Changing of the guard at Science & Technology Australia
Science & Technology Australia (STA), Australia’s peak body in science and technology, has announced the appointment of three newly elected members to its board: Associate Professor Christopher Fulton (Aquatic Sciences), Dr Kathy Nicholson (General Sciences) and Dr Karen Gregory (Medical and Cognitive Sciences).
They replace outgoing board members Professor Rebecca Ritchie, Dr Katherine Dafforn and Kylie Ahern.
Assoc Prof Fulton is an aquatic ecologist at The Australian National University and a passionate advocate for the role of evidence-based decision-making in solving the most pressing challenges facing our society. He is also a Senior Fellow of the Higher Education Academy and a past President of the Australian Society for Fish Biology.
Dr Nicholson is Chief Operating Officer for the ARC Centre of Excellence for Nanoscale BioPhotonics at the University of Adelaide. As part of the STA board, she would like to influence the national conversation about STEM issues including gender, equity and diversity; non-academic STEM careers; and evolving the conversation from research commercialisation to research utilisation.
Dr Gregory is an ARC Future Fellow and leads the Endocrine and Neuropharmacology lab within the Drug Discovery Biology theme at Monash University. She advocates for the entire spectrum of scientific research from blue sky and fundamental discoveries through to translational and commercial applications. She is a vocal advocate for equity, diversity and inclusion in science.
STA President Professor Emma Johnston noted the rich diversity of talent and skill the new board members bring, saying she welcomes the enthusiasm, extensive experience and new perspectives they offer.
“They add to the depth of knowledge on our board at a time when we are carving out a strong and sustainable STEM future for Australia,” she said.

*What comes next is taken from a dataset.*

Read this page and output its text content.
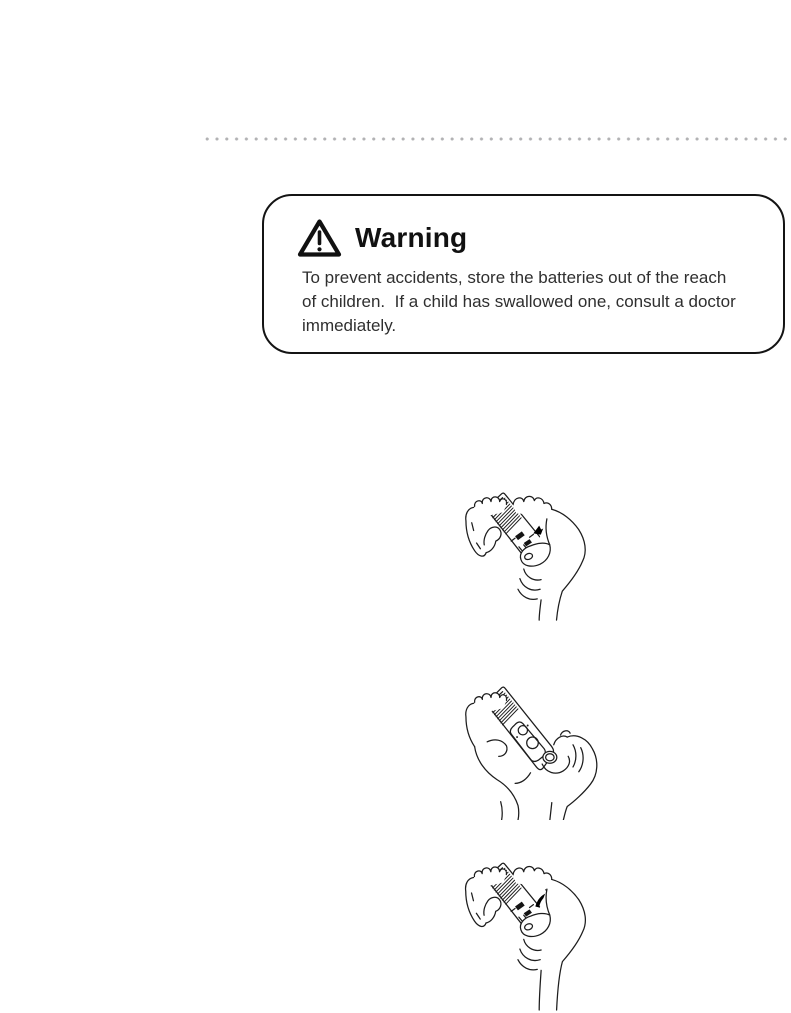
Warning
To prevent accidents, store the batteries out of the reach
of children.  If a child has swallowed one, consult a doctor
immediately.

Prof Johnston thanked the outgoing board members for their dedication and leadership, which has led to a significant expansion in STA’s programs and initiatives.
“Each of these outgoing members has made a significant contribution to STA and has been a great ambassador for science and technology in Australia. I am deeply grateful for their commitment and contributions,” she said.
Further upcoming departures from STA include Prof Johnston herself, whose term as President concludes at the upcoming annual general meeting on 25 November; and CEO Kylie Walker, who will finish in December to take up a new position as CEO of the Australian Academy of Technology and Engineering (ATSE).
Prof Johnston said Walker has been an excellent leader for the organisation since she joined as CEO in June 2016, helping the body grow in scale and impact, and creating many new programs.
“STA now supports more than 80 member organisations to flourish; to share their achievements; to connect with government; and to build equity and diversity in STEM,” Prof Johnston said. “I attribute much of our current success to Kylie’s powerful leadership.
“Kylie will leave STA in a strong position and we are pleased that she will continue to support science and technology in Australia as the new CEO of ATSE. ATSE is gaining a true leader in Kylie and she will be an asset to their organisation.”
President-Elect Dr Jeremy Brownlie said Walker has helped position STA as a leading voice of STEM in Australia — not just in federal parliament but in schools as well.
“Through the Superstars of STEM program, she has lifted the profile of 90 female researchers and inspired tens of thousands of school children about STEM. I cannot think of a bigger or better legacy than that,” he said.
Walker said it had been an honour to lead STA, stating, “It’s been my genuine pleasure and deep privilege to work with STA’s board, staff and membership to advance the role, reputation and impact of science and technology in Australia.
“The organisation is growing from strength to strength and I’m proud to leave it in excellent shape.
“I look forward to watching STA continue its important work advocating for the stable and strategic public and private investment in science and technology, and promoting the skilled, valued, diverse and inclusive scientific and technological workforce Australia needs to build health, wealth and wellbeing.”